Earhart, “whose fall was literal, out of the skies,” he continues, “haunts the newspaper, as from year to year disappearance theories are laid out. In the poem, the ghost is in a rage because all the attention is on her death, and not her life. She thought that our culture’s making such a big deal out of the death of a flyer when it was a woman was a sign of its all-pervading unfairness to women.’’

“The poem is a broadcast on the frequency of her last transmission: the Radio Hong Kong news is interrupted by the ghost. In the extended prologue, she recounts and rejects versions of her last flight—the Hollywood movie, in which she dies as a spy; the crackpot theory, in which she survives and comes back to America in disguise; the definitive biography, in which she drowns. Her own rendition is an interior monologue through the twenty hours of the last flight, punctuated by the actual radio traffic. Whenever necessary, she concentrates on the work of flying, then drifts into images of her life, in a rough chronology. She conjures her childhood on the banks of the Missouri, love of horses and the aeroplane, first flight and solo, first altitude record, celebrity and reluctant marriage, Atlantic and Pacific solos, Mexican flight, various crackups, and her 1937 round-the-world flight, up to the last moment. Memories are embedded in memories, and take different shapes—voice, letter, photograph, lecture, list, logbook. The current hit song When My Dreamboat Comes Home runs through her head, the lyrics misremembered in a way that shows her freedom of spirit.’’

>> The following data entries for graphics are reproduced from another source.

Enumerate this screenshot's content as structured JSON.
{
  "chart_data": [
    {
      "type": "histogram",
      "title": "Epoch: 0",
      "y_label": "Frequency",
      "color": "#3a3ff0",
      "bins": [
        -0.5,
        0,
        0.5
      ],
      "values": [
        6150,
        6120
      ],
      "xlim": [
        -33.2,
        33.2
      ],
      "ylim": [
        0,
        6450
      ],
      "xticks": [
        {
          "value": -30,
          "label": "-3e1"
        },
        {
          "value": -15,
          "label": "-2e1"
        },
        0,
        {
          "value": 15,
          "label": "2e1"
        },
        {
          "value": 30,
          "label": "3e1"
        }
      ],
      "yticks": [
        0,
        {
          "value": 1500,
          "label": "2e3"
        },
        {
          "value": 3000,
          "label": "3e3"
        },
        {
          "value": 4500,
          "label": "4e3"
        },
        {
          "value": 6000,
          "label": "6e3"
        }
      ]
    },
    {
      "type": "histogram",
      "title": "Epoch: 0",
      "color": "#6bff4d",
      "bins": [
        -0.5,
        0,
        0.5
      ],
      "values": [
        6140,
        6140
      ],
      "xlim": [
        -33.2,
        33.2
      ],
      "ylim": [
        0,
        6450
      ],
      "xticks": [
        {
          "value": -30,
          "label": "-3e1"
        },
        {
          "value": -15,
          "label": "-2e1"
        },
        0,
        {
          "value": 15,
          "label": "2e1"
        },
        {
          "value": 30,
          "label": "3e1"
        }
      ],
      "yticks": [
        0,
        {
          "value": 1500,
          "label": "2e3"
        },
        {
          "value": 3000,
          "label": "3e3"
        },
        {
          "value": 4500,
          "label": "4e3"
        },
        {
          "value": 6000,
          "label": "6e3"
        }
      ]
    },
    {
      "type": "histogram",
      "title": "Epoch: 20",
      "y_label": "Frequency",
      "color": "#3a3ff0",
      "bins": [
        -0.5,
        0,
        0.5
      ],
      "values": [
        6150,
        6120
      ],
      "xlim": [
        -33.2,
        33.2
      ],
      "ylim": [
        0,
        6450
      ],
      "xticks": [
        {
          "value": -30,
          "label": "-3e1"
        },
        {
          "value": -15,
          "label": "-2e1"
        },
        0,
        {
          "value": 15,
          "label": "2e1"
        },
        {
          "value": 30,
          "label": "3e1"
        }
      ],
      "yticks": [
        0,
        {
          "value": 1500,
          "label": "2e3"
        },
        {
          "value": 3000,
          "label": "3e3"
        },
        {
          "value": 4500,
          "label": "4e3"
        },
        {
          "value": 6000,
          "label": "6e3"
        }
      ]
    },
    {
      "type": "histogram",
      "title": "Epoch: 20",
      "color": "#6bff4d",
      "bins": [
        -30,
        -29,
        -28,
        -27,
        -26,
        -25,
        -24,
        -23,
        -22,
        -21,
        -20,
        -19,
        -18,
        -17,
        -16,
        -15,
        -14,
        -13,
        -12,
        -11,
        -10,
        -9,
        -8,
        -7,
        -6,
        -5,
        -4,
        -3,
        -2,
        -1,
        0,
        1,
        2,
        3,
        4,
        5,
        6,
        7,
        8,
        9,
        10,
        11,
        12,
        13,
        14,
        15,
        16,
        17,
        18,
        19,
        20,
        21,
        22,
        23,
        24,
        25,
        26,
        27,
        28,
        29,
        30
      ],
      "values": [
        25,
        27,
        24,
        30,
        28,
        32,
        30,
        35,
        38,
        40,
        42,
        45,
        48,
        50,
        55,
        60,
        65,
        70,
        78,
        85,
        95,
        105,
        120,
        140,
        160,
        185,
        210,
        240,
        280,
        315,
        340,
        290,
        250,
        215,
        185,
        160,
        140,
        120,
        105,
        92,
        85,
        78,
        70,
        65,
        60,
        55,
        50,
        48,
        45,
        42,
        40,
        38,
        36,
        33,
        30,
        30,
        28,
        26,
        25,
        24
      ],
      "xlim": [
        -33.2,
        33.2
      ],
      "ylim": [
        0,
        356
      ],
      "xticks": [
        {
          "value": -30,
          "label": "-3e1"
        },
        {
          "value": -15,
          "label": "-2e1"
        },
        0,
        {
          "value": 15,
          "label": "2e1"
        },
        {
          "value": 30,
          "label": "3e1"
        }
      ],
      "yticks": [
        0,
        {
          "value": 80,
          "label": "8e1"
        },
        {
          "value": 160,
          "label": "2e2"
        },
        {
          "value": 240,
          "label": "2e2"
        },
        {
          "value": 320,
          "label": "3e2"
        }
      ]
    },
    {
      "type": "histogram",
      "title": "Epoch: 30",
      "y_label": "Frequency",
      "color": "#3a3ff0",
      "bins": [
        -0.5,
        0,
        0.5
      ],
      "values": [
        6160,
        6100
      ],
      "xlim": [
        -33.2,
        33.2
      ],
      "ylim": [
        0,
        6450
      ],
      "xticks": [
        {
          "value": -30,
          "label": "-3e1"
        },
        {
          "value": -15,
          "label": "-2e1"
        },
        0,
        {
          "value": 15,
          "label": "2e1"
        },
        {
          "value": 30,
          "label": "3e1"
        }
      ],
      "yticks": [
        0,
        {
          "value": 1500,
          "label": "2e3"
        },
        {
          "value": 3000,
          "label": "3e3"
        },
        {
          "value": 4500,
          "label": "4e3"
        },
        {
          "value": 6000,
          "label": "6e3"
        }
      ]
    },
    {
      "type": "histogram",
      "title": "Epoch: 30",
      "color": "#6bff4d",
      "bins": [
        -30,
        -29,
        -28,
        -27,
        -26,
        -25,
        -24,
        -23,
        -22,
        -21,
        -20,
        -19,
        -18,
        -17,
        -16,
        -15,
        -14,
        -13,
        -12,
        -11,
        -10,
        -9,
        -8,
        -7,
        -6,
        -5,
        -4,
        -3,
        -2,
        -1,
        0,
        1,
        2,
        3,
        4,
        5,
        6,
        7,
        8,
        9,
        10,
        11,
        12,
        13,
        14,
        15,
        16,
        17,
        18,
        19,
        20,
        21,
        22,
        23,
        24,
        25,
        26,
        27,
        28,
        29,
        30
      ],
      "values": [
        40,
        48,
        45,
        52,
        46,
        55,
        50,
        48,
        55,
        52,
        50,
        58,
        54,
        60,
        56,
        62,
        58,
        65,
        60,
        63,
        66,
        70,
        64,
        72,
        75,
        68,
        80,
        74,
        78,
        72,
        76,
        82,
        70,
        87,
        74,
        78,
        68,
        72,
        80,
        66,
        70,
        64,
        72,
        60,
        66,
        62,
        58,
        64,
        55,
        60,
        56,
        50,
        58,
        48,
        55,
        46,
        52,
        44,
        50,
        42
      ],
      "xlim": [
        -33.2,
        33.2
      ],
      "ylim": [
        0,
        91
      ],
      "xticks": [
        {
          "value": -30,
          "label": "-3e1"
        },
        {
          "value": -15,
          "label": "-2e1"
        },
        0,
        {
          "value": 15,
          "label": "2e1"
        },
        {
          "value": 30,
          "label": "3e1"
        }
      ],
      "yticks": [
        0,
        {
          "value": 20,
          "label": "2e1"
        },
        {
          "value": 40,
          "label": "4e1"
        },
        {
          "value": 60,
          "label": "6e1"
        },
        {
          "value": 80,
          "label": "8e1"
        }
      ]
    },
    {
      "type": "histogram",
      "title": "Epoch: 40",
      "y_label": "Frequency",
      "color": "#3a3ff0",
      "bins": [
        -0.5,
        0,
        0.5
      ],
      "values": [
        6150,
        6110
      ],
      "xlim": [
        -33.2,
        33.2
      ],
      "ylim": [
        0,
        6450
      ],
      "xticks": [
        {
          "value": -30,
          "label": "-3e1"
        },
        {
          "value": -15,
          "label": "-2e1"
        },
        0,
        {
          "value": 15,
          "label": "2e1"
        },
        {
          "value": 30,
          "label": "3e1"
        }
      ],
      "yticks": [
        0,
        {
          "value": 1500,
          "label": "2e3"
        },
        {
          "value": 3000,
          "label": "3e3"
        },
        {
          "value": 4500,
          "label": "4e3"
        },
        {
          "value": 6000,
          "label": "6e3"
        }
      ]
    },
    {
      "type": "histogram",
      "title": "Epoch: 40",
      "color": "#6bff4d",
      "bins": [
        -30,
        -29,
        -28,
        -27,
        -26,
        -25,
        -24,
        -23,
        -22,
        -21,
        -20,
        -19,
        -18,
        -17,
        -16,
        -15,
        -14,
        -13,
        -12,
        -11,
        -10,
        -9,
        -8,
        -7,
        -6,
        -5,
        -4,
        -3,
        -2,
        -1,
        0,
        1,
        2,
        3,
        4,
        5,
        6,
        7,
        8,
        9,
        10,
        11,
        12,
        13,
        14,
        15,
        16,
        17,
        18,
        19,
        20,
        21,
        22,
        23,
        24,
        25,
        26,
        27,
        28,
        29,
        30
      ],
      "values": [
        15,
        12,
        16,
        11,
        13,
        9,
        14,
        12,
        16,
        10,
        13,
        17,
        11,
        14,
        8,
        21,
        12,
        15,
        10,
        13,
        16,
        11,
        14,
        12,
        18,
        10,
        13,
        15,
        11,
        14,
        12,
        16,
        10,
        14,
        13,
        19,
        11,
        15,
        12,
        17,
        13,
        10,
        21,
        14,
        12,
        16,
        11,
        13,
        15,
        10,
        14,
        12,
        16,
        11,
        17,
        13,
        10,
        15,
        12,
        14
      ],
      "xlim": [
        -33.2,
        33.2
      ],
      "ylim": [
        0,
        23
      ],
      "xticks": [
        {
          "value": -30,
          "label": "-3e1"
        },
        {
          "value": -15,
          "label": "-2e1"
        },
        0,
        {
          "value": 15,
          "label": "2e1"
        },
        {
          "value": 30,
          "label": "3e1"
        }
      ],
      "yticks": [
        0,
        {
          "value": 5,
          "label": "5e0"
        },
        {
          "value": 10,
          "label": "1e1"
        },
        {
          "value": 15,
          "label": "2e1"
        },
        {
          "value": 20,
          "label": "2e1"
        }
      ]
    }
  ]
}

Beckett’s obsessive identification with, and admiration for, Amelia shines through, along with their mutual scorn for “the crackpots who cash in on my enigma and ride my name like a ghost automobile down easy to the bank.’’

In addition to the justifiable anger, he catches the exhilaration of pushing the envelope:

After Atlantic war, Pacific peace: the 1st
person to cross that ocean, and at Oakland:
-Your transmission: I’m tired? – You missed
my meaning in static: of the fog, I said.
1000 hurrah, crying, by the armed guard,
shove American Beauty roses at my breast.
That landing is in the diary of my heart.

Beckett’s lifelong song project – a literal description, as he also has a new CD, Love & Trial, with the British musician Stuart Anthony, of spoken and sung translations of ancient and Renaissance Greek poetry to be released digitally on November 1 (https://www.youtube.com/watch?v=OPyMU5AaE74) – is a break from the postmodern cynicism of the moment. That’s on purpose.

Asked why he continues to be drawn to such iconic figures when the culture has moved in the opposite direction, the poet responds:

“’The Muses are the daughters of memory,’ Ezra Pound recalls in the Pisan Cantos. In my elementary school library, I’d be found in the folklore section, on fire reading those tall tales, or in American history, biographies of its heroes. That charge has lived on in me, as inspiration. And as a natural Fifties rebel, following Presley and Ginsberg, I was ready to ignore cultural tides, and the literary fashion against long narrative poems, to stay true to it.’’

“For me, Paul Bunyan isn’t an example of the destruction of ecosystems for profit. He’s the American spirit, trying by bragging and laughter to be equal to the colossal landscape. Wyatt Earp isn’t a boy’s story hero with an unfortunate turn for gun violence. He’s a deacon, following Jesus, still in love with his dead wife, doing all he can to avoid violence, to keep his soul alive, in Tombstone. Amelia Earhart isn’t a pile of bones on a deserted Pacific island, or a lost airplane. She’s a woman who lived and lives, who, in a world which oppresses women, liberated herself. Why does she still come up in the headlines every few months? Her disappearance is the number one unsolved mystery, but that’s only the surface. She’s an emblem of the equality of women, and her spirit will haunt the news until that equality is made real in the way we live.”